Securing users is way more complex than just securing software.

One of the ways the WordPress team addresses the difficulties of getting users to regularly update the software is by automatically rolling updates into existing installations. The platform introduced an auto-update mechanism with WordPress 3.7 in 2013, and it is turned on by default for all new installations. The auto-update won’t move users across new major releases (it won’t move 3.7 users to 3.8, for example), but it ensures that sites that haven’t manually disabled the auto-update mechanism are getting the security fixes.

“The only way to get users to upgrade and use the secure version is to do it for them, which is how we ended up with automatic updates,” Campbell said.

According to WordPress statistics, 65.8 percent of WordPress sites are on version 4.9 (the latest is version 5.2), and 29.8 percent of users are spread out between 4.0 and 4.8. While there are still users on the older 3.x (4.4 percent), auto-updates have helped keep the bulk of WordPress sites on newer versions, Campbell said.

“Essentially, we're working to try to wipe those versions from existence on the internet, and bring people forward,” Campbell said.
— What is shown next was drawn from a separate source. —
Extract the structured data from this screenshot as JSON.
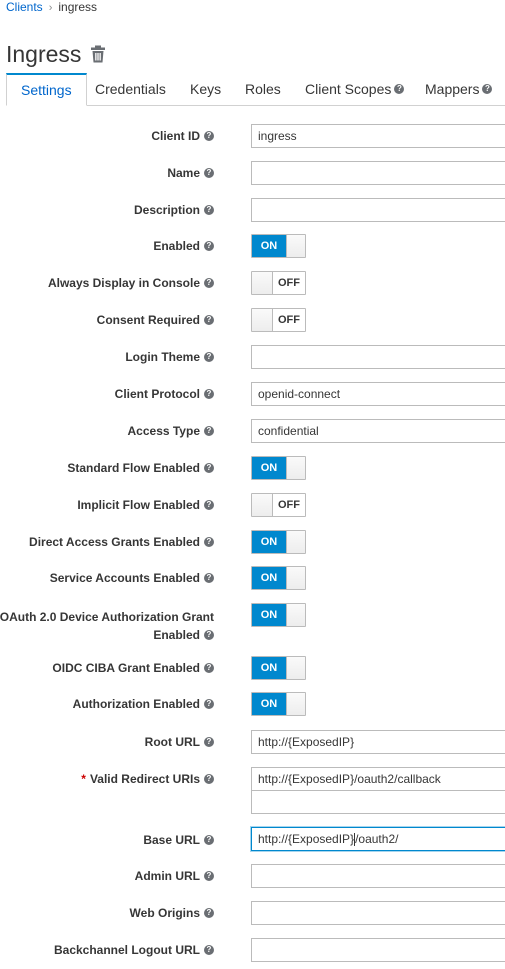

However, there is a limit to just how much can be auto-updated. Site owners get update reminders within the WordPress dashboard. They also see an alert if they are using an older version of PHP, which then paves the way to update the core WordPress, as well. Auto-updates don’t work with pre-3.7 releases (because the mechanism didn’t exist before 3.7), so there are about 2.4 percent of sites that WordPress can’t touch.
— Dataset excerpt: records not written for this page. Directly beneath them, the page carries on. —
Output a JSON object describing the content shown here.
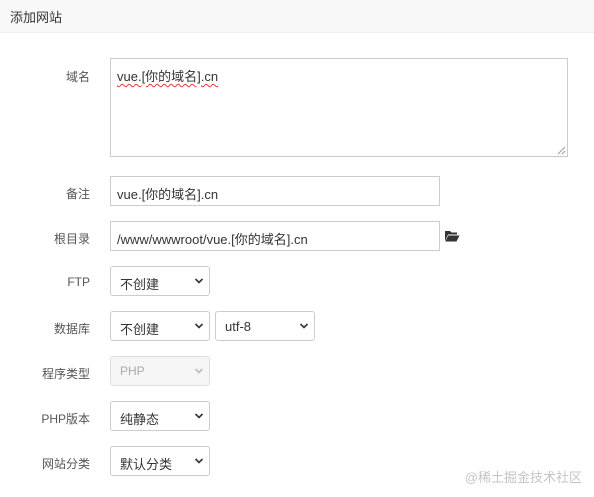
{
  "header": {
    "title": "添加网站"
  },
  "form": {
    "domain": {
      "label": "域名",
      "value": "vue.[你的域名].cn"
    },
    "remark": {
      "label": "备注",
      "value": "vue.[你的域名].cn"
    },
    "root_dir": {
      "label": "根目录",
      "value": "/www/wwwroot/vue.[你的域名].cn",
      "icon": "folder-open-icon"
    },
    "ftp": {
      "label": "FTP",
      "value": "不创建"
    },
    "database": {
      "label": "数据库",
      "value": "不创建",
      "charset": "utf-8"
    },
    "program_type": {
      "label": "程序类型",
      "value": "PHP",
      "disabled": true
    },
    "php_version": {
      "label": "PHP版本",
      "value": "纯静态"
    },
    "site_category": {
      "label": "网站分类",
      "value": "默认分类"
    }
  },
  "watermark": "@稀土掘金技术社区",
  "colors": {
    "border": "#cccccc",
    "header_bg": "#f8f8f8",
    "spellcheck_underline": "#e53935",
    "watermark": "#c4c4c4"
  }
}
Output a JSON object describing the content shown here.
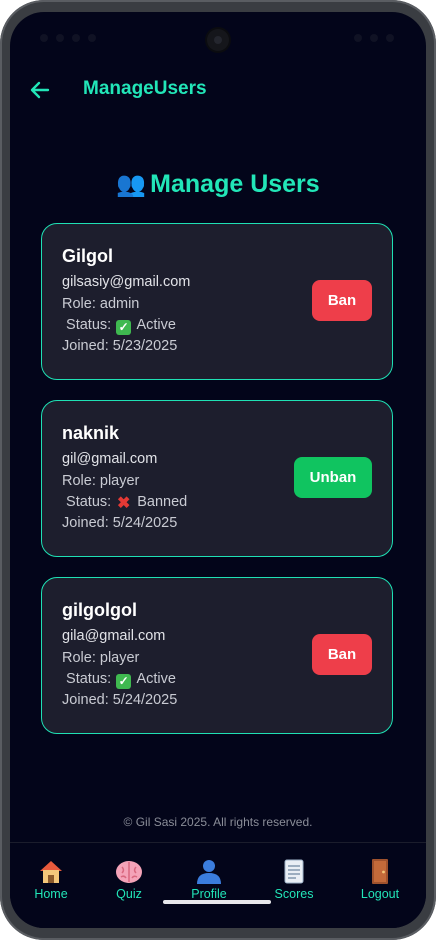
{
  "appbar": {
    "title": "ManageUsers"
  },
  "heading": {
    "emoji": "👥",
    "text": "Manage Users"
  },
  "users": [
    {
      "name": "Gilgol",
      "email": "gilsasiy@gmail.com",
      "role": "Role: admin",
      "status_prefix": " Status:",
      "status": "Active",
      "status_icon": "check-icon",
      "joined": "Joined: 5/23/2025",
      "action": "Ban"
    },
    {
      "name": "naknik",
      "email": "gil@gmail.com",
      "role": "Role: player",
      "status_prefix": " Status:",
      "status": "Banned",
      "status_icon": "cross-icon",
      "joined": "Joined: 5/24/2025",
      "action": "Unban"
    },
    {
      "name": "gilgolgol",
      "email": "gila@gmail.com",
      "role": "Role: player",
      "status_prefix": " Status:",
      "status": "Active",
      "status_icon": "check-icon",
      "joined": "Joined: 5/24/2025",
      "action": "Ban"
    }
  ],
  "footer": "© Gil Sasi 2025. All rights reserved.",
  "nav": [
    {
      "label": "Home",
      "icon": "house-icon"
    },
    {
      "label": "Quiz",
      "icon": "brain-icon"
    },
    {
      "label": "Profile",
      "icon": "person-icon"
    },
    {
      "label": "Scores",
      "icon": "scroll-icon"
    },
    {
      "label": "Logout",
      "icon": "door-icon"
    }
  ],
  "colors": {
    "accent": "#22e6b8",
    "background": "#03051a",
    "card": "#1d1e2d",
    "ban": "#ee3e4a",
    "unban": "#10c460"
  }
}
“It is not an easy problem to solve, but we're working on it,” Campbell said.

There was some discussion a year ago to automatically upgrade sites using 3.7 to 4.1, but the team ultimately decided against the move because it could cause users to lose trust in the system.
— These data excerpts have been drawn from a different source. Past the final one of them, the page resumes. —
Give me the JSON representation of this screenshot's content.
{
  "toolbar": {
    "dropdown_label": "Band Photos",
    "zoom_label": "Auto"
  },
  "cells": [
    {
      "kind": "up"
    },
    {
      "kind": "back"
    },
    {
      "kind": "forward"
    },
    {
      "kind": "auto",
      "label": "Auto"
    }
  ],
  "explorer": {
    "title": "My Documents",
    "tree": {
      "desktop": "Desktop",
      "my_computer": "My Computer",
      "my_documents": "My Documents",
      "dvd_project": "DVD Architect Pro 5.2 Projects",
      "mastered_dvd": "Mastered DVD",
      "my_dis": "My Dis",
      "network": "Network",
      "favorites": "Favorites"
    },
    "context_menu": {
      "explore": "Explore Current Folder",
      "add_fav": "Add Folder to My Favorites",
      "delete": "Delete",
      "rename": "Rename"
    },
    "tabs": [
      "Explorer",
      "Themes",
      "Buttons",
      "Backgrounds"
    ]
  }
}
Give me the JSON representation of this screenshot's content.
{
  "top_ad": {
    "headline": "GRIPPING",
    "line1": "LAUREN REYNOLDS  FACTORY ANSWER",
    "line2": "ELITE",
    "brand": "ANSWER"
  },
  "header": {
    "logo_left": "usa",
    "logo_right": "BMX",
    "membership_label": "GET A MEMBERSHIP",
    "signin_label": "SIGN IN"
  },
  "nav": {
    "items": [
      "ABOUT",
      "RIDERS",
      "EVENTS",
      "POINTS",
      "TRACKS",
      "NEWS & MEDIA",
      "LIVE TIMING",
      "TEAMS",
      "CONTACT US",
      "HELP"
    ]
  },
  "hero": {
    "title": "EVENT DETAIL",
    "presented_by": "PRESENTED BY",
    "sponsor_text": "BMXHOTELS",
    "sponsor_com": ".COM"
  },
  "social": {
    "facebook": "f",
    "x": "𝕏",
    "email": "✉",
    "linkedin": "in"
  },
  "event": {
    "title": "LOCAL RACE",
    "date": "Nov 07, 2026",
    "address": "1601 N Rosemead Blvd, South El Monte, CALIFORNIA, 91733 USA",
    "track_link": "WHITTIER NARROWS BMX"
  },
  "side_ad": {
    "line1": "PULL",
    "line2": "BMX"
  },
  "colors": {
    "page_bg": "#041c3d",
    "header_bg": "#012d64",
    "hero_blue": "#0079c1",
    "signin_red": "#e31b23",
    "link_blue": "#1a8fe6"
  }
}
Even if nothing breaks, many users would find it a little unsettling about having their site’s backend dramatically changed without permission.

The other part of the security challenge is managing the vast ecosystem of third-party plugins that make it possible to do practically anything on WordPress. The team collaborates with authors of the most popular plugins in the repository to make sure the plugins follow secure coding practices and to share security updates in advance so that the patches can be tested against the plugins, Campbell said.

There appears to be a side benefit to this collaboration: developers copying the techniques used by these larger projects are indirectly adopting the best practices for their own plugins.

WordPress also collaborates with industry partners, such displaying inside the Google Search Console dashboard training materials on how to migrate to newer WordPress versions. It has partnerships with Cloudflare and GoDaddy to block malicious traffic on the network level before it can reach the sites running vulnerable code.

WordPress is also working on Tide, a project to calculate and display a five-star rating for each plugin, with Google, XWP, and other companies. The Tide score gives site owners an idea of the plugin's code quality and security, such as whether the code follows modern coding techniques.

“Securing users is way more complex than just securing software,” Campbell said.